It is early morning. The smell of stale smoke hangs in air so damp and hot it feels like I’m in Singapore, not a few hours drive north of Sydney. I am clothed entirely in cheesecloth as I argue online with a chatbot while hoping the power stays on long enough make a cup of increasingly expensive coffee. No one told me existential dread could be so…sweaty.

Welcome to issue #20 of The Ethical Trip! In this issue:

  • What should you look for in a psychedelic training course?

  • Is our access to AI like Mutually Assured Destruction?

  • Why is it bad to upset your stakeholders?

For all this, plus jokes that some of you (still) won’t let me stop writing, read on!

But first: Thank you to everyone who has helped spread the word about my work and double-mega-thanks to people supporting me via buy me a coffee cacti. Special thanks also to this fortnight’s sponsor: Legal Innovative Multidisciplinary Psychedelic Professional Practitioners (LIMPPP.) More from them at the end, if you can scroll that far.

Table of Contents

Industry Insights:

What should I look for in a psychedelic training course?

As psychedelic therapeutic practices move towards above-ground legal practice and underground psychedelic use increases, interest in education and training around psychedelics and their therapeutic use is high. So it’s no surprise the number of course on offer have exploded to meet demand (and cash in on enthusiastic students while they can.)
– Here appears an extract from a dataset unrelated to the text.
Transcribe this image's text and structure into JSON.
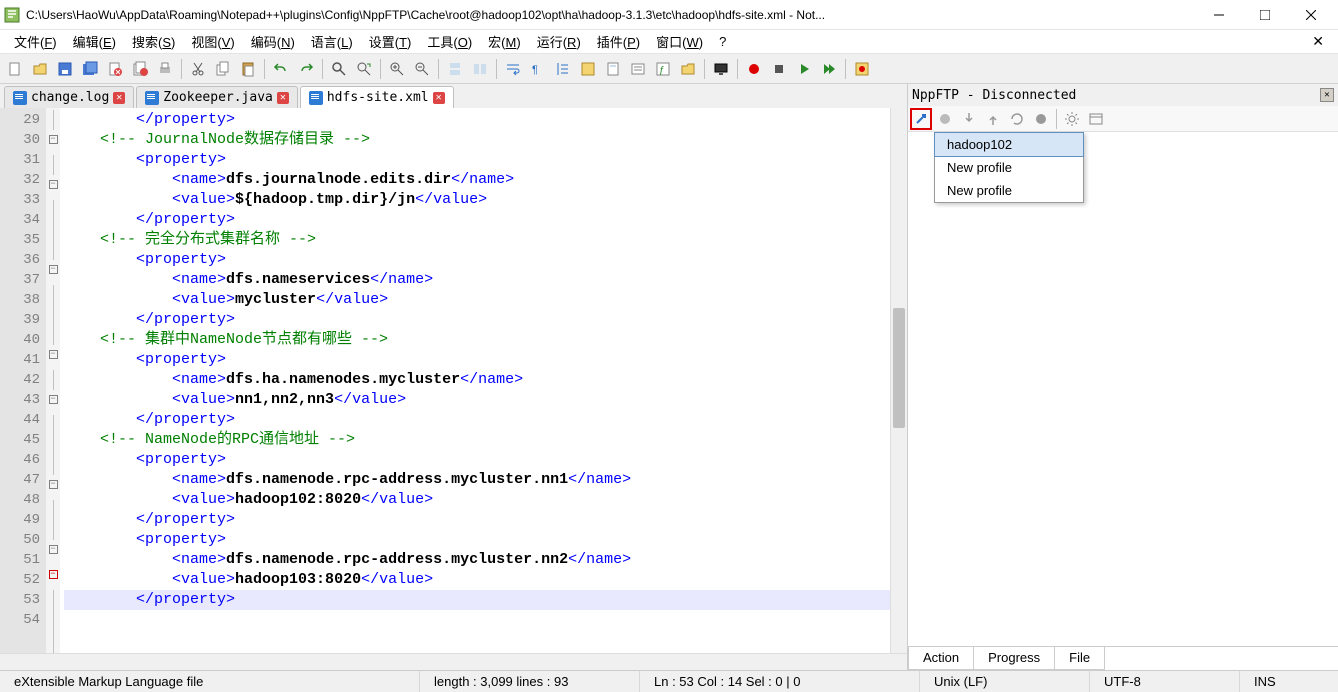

Which one to choose, though?

I can’t answer that, but I did put together a non-exhaustive list of factors to consider when selecting course of training or education in psychedelic practice or therapy.
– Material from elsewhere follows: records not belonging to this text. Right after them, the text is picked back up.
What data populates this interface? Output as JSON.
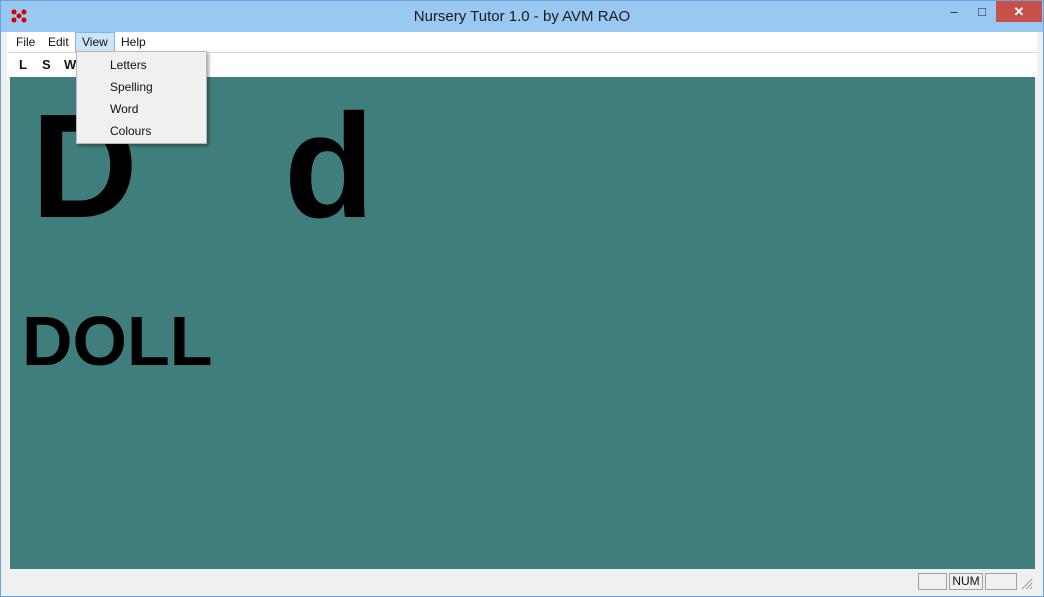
{
  "window": {
    "title": "Nursery Tutor 1.0 - by AVM RAO",
    "minimize_label": "–",
    "maximize_label": "□",
    "close_label": "✕"
  },
  "menubar": {
    "items": [
      {
        "label": "File"
      },
      {
        "label": "Edit"
      },
      {
        "label": "View"
      },
      {
        "label": "Help"
      }
    ]
  },
  "toolbar": {
    "buttons": [
      {
        "label": "L"
      },
      {
        "label": "S"
      },
      {
        "label": "W"
      }
    ]
  },
  "view_menu": {
    "items": [
      {
        "label": "Letters"
      },
      {
        "label": "Spelling"
      },
      {
        "label": "Word"
      },
      {
        "label": "Colours"
      }
    ]
  },
  "lesson": {
    "upper_letter": "D",
    "lower_letter": "d",
    "word": "DOLL",
    "background_color": "#407e7d"
  },
  "statusbar": {
    "panels": [
      {
        "label": ""
      },
      {
        "label": "NUM"
      },
      {
        "label": ""
      }
    ]
  }
}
Want to help upgrade my budget from ‘Seed Collection’ to ‘Diggers Club’? Support me via Buy Me a Coffee.

Philosophical Brief: Nuclear Winter of My Discontent

In a blog post called The Nuclear Knowledge War, an unnamed bot working off the prompt: 'nuclear knowledge war. you need ai to compete with ai. run with it.' made the argument that 'AI' tools such as LLMs are so dangerous that their existence and widespread use is analogous to the existence of nuclear weapons. Based on this, it went on to make hugely dubious but very exciting-sounding recommendations on how we should react.

I got angry about this and spent a disproportionate amount of time writing about why it was wrong.
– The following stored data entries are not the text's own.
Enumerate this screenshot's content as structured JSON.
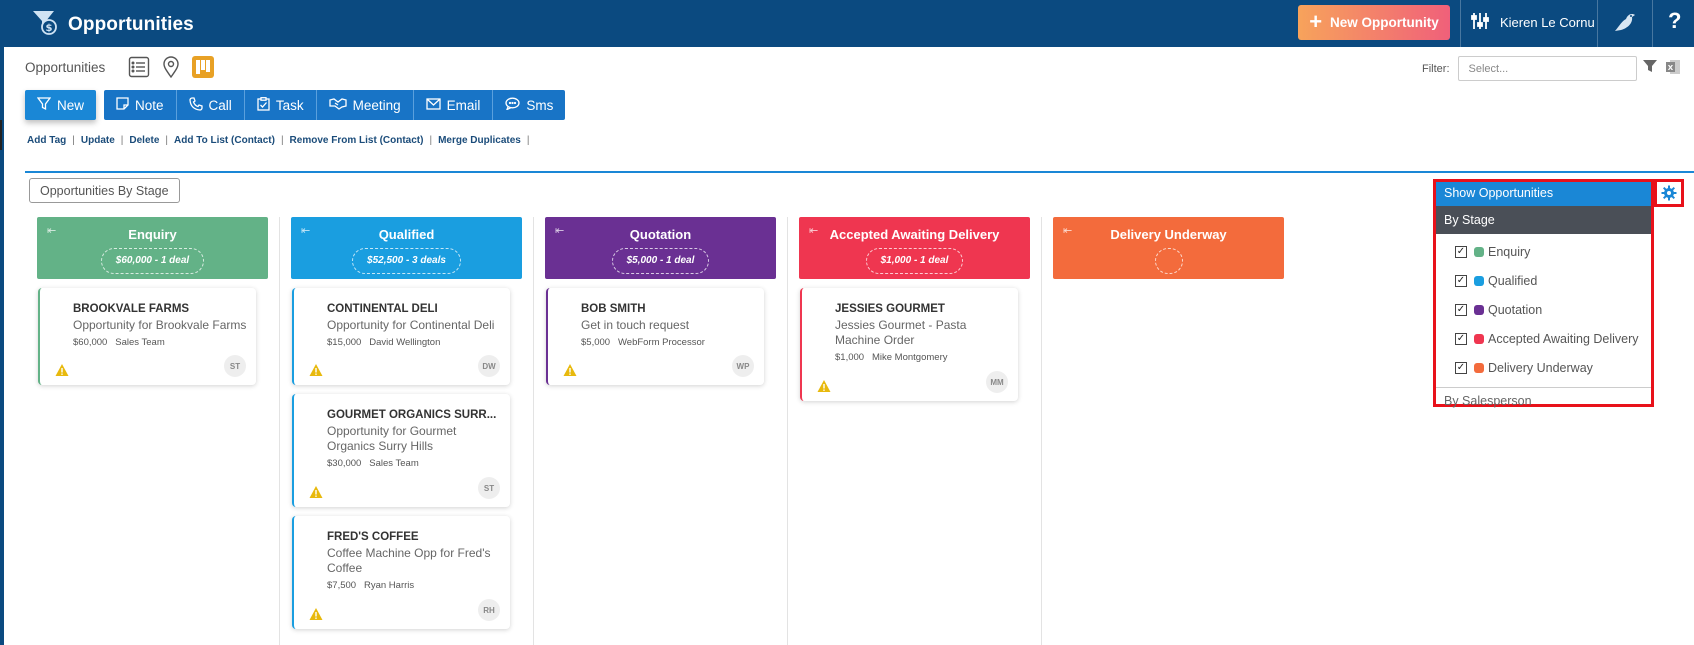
{
  "header": {
    "title": "Opportunities",
    "new_opportunity": "New Opportunity",
    "user_name": "Kieren Le Cornu",
    "help": "?"
  },
  "subheader": {
    "breadcrumb": "Opportunities",
    "filter_label": "Filter:",
    "filter_placeholder": "Select..."
  },
  "actions": {
    "new": "New",
    "note": "Note",
    "call": "Call",
    "task": "Task",
    "meeting": "Meeting",
    "email": "Email",
    "sms": "Sms"
  },
  "links": [
    "Add Tag",
    "Update",
    "Delete",
    "Add To List (Contact)",
    "Remove From List (Contact)",
    "Merge Duplicates"
  ],
  "view_label": "Opportunities By Stage",
  "colors": {
    "enquiry": "#63b287",
    "qualified": "#1a9ee0",
    "quotation": "#6a3093",
    "accepted": "#ef3650",
    "delivery": "#f36b3c"
  },
  "columns": [
    {
      "name": "Enquiry",
      "summary": "$60,000 - 1 deal",
      "cards": [
        {
          "name": "BROOKVALE FARMS",
          "desc": "Opportunity for Brookvale Farms",
          "amount": "$60,000",
          "owner": "Sales Team",
          "initials": "ST"
        }
      ]
    },
    {
      "name": "Qualified",
      "summary": "$52,500 - 3 deals",
      "cards": [
        {
          "name": "CONTINENTAL DELI",
          "desc": "Opportunity for Continental Deli",
          "amount": "$15,000",
          "owner": "David Wellington",
          "initials": "DW"
        },
        {
          "name": "GOURMET ORGANICS SURR...",
          "desc": "Opportunity for Gourmet Organics Surry Hills",
          "amount": "$30,000",
          "owner": "Sales Team",
          "initials": "ST"
        },
        {
          "name": "FRED'S COFFEE",
          "desc": "Coffee Machine Opp for Fred's Coffee",
          "amount": "$7,500",
          "owner": "Ryan Harris",
          "initials": "RH"
        }
      ]
    },
    {
      "name": "Quotation",
      "summary": "$5,000 - 1 deal",
      "cards": [
        {
          "name": "BOB SMITH",
          "desc": "Get in touch request",
          "amount": "$5,000",
          "owner": "WebForm Processor",
          "initials": "WP"
        }
      ]
    },
    {
      "name": "Accepted Awaiting Delivery",
      "summary": "$1,000 - 1 deal",
      "cards": [
        {
          "name": "JESSIES GOURMET",
          "desc": "Jessies Gourmet - Pasta Machine Order",
          "amount": "$1,000",
          "owner": "Mike Montgomery",
          "initials": "MM"
        }
      ]
    },
    {
      "name": "Delivery Underway",
      "summary": "",
      "cards": []
    }
  ],
  "panel": {
    "title": "Show Opportunities",
    "by_stage": "By Stage",
    "stages": [
      "Enquiry",
      "Qualified",
      "Quotation",
      "Accepted Awaiting Delivery",
      "Delivery Underway"
    ],
    "by_salesperson": "By Salesperson"
  }
}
It’s a longer read, but you’ll still waste less time than I did writing it: No, the answer to AI isn’t Mutually Assured Destruction

Bonus video: don’t upset your stakeholders

A word from our sponsor: LIMPPP

Greetings, fellow teachers and seekers! I, Orinoco Visionwolf, have emerged from my 375th jungle retreat to announce that I have seen the light! I have pivoted away from selling dangerous medical devices and skincare products for Jung-obsessed incels to an area with vastly more financial liquidity, I mean, potential to do good for the world.

As the number of above-ground psychedelic professionals grows, so has the need for nonprofit organisations that charge these professionals hefty membership fees to tell them things they should already know. Seeing that this was still an underserved niche, I have founded Legal Innovative Multidisciplinary Psychedelic Professional Practitioners, aka LIMPPP, to bring order to the chaos.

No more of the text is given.